I’ve recently added some Win7 clients to our network and they’re having problems picking up group policy objects.

The samba sysvol folder on the UCS DC shows two domain subfolders - one in lowercase, and one in uppercase. I’m out of my depth here - but that doesn’t seem correct to me.
Both folders have the same permissions (770 Administrator Administrators) and the same time stamp.

Group policy management console on a workstation shows the policies are referenced to the lower case folder, but the policies are stored in the upper case folder. I can browse to both folders on the Win7 client, but can only see one policy (same GUID in both folders).

sysvol folder:

drwxrwx---+ 4 Administrator Administrators 4096 Jun 22 13:07 domain.local
drwxrwx---+ 5 Administrator Administrators 4096 Jun 22 13:07 DOMAIN.local

Group policy management console error message:

Could not find file '\\ucsdc.domain.local\SysVol\domain.local\Policies\{60F3E2F8-F8B6-4BE9-8743-08CF3BAFCDD9}\User\Preferences\Drives\drives.xml'

So a couple of queries -

  • Should there be upper and lower case domain name folders in sysvol?

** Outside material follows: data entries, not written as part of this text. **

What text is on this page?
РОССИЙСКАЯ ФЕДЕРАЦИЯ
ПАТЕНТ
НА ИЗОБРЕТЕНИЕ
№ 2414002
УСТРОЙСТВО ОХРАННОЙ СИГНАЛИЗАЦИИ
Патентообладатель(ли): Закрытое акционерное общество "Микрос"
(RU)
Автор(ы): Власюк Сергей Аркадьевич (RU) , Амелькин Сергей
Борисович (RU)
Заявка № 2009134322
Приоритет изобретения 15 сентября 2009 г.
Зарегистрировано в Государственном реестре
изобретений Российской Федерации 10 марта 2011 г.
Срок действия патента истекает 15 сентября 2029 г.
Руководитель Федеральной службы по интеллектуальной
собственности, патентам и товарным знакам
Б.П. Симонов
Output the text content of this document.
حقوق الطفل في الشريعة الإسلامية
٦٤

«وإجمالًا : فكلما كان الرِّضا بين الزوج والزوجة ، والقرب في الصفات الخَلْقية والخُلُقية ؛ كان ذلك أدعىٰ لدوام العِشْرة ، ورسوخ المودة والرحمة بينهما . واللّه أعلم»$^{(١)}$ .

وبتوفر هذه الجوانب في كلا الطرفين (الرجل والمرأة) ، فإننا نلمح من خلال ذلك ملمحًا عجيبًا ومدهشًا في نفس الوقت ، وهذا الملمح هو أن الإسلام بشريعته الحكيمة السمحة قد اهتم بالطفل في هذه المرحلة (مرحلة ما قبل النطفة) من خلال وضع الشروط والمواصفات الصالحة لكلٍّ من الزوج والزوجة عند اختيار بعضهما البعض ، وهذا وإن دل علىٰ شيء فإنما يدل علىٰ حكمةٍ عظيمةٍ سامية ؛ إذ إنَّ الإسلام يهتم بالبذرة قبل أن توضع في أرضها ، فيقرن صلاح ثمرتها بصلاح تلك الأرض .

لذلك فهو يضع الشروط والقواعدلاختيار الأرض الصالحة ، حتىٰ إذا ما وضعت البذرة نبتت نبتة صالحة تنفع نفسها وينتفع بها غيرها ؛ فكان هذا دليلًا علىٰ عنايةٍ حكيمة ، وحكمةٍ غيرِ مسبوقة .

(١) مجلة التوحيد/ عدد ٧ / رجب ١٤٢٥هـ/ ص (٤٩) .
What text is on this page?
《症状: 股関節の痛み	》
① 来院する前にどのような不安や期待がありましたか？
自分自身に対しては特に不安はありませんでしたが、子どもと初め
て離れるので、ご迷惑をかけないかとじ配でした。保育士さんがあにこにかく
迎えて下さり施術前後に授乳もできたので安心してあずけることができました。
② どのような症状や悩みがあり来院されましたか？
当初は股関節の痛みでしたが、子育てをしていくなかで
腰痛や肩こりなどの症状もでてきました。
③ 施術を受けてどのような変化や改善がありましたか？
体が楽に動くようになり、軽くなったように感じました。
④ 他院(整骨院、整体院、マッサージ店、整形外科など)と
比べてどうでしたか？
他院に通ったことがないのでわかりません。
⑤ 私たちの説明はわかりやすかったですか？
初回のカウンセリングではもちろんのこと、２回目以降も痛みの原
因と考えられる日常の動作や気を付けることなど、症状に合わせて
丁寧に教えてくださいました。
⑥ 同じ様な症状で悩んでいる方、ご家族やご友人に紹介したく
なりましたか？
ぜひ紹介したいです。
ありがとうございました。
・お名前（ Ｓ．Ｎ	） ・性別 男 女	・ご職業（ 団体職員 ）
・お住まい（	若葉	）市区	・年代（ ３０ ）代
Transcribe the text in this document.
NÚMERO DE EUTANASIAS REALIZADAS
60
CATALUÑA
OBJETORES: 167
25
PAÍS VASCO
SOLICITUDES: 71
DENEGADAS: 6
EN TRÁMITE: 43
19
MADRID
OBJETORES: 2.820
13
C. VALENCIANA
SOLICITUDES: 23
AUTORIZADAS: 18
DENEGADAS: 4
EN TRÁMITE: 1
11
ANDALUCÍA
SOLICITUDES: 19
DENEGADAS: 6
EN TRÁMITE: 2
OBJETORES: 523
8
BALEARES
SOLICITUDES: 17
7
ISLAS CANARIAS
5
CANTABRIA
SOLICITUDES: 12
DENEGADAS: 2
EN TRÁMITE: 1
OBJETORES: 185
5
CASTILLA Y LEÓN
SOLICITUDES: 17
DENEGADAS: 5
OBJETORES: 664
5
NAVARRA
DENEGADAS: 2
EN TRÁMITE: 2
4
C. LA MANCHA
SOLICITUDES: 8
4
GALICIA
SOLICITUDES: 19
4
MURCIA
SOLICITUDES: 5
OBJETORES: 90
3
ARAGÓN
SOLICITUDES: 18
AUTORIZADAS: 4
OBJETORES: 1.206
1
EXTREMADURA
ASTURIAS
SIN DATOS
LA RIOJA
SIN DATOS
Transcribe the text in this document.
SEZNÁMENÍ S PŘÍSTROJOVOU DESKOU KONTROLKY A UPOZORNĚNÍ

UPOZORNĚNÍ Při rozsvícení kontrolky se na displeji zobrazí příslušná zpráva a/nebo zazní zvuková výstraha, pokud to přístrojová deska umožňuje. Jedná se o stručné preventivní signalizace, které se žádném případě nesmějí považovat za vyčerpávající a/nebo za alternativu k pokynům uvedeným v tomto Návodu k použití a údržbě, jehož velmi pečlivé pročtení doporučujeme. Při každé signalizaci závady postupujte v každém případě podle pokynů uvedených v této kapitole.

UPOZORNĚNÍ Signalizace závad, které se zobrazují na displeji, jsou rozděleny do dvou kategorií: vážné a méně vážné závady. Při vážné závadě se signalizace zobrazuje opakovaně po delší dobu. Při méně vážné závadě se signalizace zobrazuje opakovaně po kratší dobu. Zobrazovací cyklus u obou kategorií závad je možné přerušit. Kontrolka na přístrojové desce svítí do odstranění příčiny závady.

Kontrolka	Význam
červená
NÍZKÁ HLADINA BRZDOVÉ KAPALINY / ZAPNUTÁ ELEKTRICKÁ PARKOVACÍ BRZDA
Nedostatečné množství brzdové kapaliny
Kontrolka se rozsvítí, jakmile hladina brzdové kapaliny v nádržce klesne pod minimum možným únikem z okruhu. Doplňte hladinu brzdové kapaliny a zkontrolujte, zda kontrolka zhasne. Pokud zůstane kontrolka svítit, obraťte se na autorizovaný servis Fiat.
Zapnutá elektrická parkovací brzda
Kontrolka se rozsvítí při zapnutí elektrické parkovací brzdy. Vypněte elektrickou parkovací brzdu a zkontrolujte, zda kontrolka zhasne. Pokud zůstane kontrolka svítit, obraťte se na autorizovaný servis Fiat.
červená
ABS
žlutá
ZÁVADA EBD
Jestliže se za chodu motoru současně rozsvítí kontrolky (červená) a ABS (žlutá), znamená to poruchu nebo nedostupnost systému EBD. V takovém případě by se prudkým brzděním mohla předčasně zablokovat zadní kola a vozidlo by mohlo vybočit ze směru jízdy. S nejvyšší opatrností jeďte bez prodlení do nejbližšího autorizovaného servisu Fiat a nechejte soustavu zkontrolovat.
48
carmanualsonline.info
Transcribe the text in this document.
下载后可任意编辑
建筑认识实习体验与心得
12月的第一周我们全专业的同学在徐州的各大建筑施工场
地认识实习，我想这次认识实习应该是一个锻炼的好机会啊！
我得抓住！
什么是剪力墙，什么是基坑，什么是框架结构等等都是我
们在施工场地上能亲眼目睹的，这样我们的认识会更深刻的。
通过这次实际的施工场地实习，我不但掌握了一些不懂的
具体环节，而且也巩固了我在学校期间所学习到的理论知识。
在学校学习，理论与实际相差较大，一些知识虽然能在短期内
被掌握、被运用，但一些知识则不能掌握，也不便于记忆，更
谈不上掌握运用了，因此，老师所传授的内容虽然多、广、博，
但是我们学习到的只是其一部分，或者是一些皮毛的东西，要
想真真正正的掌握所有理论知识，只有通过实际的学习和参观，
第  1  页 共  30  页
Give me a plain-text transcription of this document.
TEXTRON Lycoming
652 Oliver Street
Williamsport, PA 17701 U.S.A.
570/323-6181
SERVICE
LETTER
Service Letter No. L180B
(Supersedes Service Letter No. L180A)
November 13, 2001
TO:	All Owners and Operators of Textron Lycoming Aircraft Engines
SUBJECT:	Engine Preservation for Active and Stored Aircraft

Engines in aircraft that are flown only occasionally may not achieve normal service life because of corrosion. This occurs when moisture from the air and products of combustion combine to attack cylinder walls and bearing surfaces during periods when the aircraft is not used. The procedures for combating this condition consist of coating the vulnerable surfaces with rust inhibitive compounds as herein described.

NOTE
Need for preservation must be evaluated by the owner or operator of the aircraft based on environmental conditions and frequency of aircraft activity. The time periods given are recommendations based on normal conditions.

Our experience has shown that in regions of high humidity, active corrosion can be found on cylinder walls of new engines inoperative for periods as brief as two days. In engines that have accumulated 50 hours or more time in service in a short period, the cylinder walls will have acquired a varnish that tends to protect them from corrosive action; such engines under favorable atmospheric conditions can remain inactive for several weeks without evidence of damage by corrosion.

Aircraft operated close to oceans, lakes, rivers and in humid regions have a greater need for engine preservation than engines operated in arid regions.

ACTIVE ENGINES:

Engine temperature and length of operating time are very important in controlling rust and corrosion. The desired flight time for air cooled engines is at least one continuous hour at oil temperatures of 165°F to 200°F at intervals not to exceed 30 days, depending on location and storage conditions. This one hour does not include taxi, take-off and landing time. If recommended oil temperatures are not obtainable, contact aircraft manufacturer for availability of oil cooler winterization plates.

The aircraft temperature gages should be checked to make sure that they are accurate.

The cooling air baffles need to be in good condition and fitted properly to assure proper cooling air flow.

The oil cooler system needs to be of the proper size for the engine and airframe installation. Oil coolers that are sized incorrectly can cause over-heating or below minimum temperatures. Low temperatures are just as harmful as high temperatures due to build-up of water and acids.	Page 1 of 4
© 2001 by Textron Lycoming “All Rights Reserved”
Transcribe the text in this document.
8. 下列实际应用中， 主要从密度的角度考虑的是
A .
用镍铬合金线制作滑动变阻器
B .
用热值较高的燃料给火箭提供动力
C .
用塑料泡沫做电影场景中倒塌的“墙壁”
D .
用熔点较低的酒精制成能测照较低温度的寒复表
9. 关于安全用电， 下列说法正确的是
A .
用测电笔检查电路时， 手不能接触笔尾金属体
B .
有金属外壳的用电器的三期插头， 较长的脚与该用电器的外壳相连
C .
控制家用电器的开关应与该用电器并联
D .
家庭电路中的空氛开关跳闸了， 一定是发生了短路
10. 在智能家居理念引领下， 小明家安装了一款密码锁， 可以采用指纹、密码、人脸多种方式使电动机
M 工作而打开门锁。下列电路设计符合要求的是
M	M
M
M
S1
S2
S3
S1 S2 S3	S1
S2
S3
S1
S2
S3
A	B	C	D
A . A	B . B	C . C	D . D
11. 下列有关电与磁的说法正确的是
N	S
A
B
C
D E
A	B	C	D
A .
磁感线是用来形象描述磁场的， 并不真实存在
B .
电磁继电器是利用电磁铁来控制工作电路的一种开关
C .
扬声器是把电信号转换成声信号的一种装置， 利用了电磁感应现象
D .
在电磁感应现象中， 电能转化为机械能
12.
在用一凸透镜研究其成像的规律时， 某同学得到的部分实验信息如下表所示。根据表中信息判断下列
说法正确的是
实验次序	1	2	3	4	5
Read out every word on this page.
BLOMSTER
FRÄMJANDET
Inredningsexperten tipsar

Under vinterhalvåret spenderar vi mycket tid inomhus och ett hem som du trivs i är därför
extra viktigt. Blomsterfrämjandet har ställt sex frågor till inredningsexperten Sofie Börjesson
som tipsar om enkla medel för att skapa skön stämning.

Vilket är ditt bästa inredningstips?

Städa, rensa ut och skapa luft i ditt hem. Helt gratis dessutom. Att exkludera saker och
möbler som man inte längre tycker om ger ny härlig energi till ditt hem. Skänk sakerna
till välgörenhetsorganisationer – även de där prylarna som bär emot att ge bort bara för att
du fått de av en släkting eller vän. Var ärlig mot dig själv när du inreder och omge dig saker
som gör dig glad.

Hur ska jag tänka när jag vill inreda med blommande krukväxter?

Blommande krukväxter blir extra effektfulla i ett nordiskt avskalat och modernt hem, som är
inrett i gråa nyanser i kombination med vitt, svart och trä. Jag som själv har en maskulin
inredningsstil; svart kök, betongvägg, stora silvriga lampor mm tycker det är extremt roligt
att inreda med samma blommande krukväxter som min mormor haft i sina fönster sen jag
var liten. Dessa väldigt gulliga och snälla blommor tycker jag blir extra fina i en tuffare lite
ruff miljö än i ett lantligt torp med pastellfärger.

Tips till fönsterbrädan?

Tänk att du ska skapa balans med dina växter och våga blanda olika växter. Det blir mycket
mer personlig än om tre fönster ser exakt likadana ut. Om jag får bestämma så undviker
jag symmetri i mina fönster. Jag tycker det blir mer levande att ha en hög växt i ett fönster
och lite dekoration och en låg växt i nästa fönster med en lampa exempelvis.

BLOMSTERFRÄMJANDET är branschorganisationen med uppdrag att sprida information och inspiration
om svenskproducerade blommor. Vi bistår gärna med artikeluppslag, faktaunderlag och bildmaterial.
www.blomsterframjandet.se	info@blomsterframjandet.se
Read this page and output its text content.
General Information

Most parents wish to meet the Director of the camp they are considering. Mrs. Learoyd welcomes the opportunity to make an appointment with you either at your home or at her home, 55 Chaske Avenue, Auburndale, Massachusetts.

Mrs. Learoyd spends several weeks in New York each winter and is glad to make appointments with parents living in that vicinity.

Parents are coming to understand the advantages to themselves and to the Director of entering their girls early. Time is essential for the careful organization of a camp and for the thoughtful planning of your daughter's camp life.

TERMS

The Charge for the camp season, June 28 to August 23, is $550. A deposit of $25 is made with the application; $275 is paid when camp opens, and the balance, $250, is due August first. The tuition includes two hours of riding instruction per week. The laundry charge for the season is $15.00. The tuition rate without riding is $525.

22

Which is correct?
  • are the permissions correct for those folders if the client cannot see their contents?

Thanks for any assistance.
Tom

Hello,

Regarding the permissions - the sysvol should look like this:

root@master401:~# testparm -vs 2>/dev/null | grep -A 5 ‘^[sysvol]’
[sysvol]
path = /var/lib/samba/sysvol
read only = No
case sensitive = No
acl xattr update mtime = Yes

root@master401:~#

You could copy the different GPOs in one directory and link them as a workaround but it looks strange to have those different directories.
Did this help?

Kind regards,
Jens Thorp-Hansen

Hi Jens

Thanks for the response. My samba permissions match yours exactly, indicating its not a permissions problem. So likely related to the upper/lower case sysvol folders.

I still cant work out where they’ve come from - especially if samba is not case sensitive. They’re definitely system generated, I just can’t work out which system!

Is there a way to see which machines are accessing which folder from the server logs? (Or from the Windows logs I guess)

Thanks very much
Tom

root@ucsdc:~# testparm -vs 2>/dev/null | grep -A 5 '^\[sysvol\]' [sysvol] path = /var/lib/samba/sysvol read only = No case sensitive = No acl xattr update mtime = Yes

The sysvol folder is created by the machine itself, so you would not see which client (if a client triggered the sysvol folder) “created” it. My gut feeling says the windows machines are the culprit here, but I cannot say for sure. There is AFAIK no specific access log “out-of-the-box” (entries can be found in the samba log and others that log access to sysvol relevant tasks - how deep depends on the log level), though you can AFAIK activate folder auditing in windows for specific folders. That only yields information from this point on onward.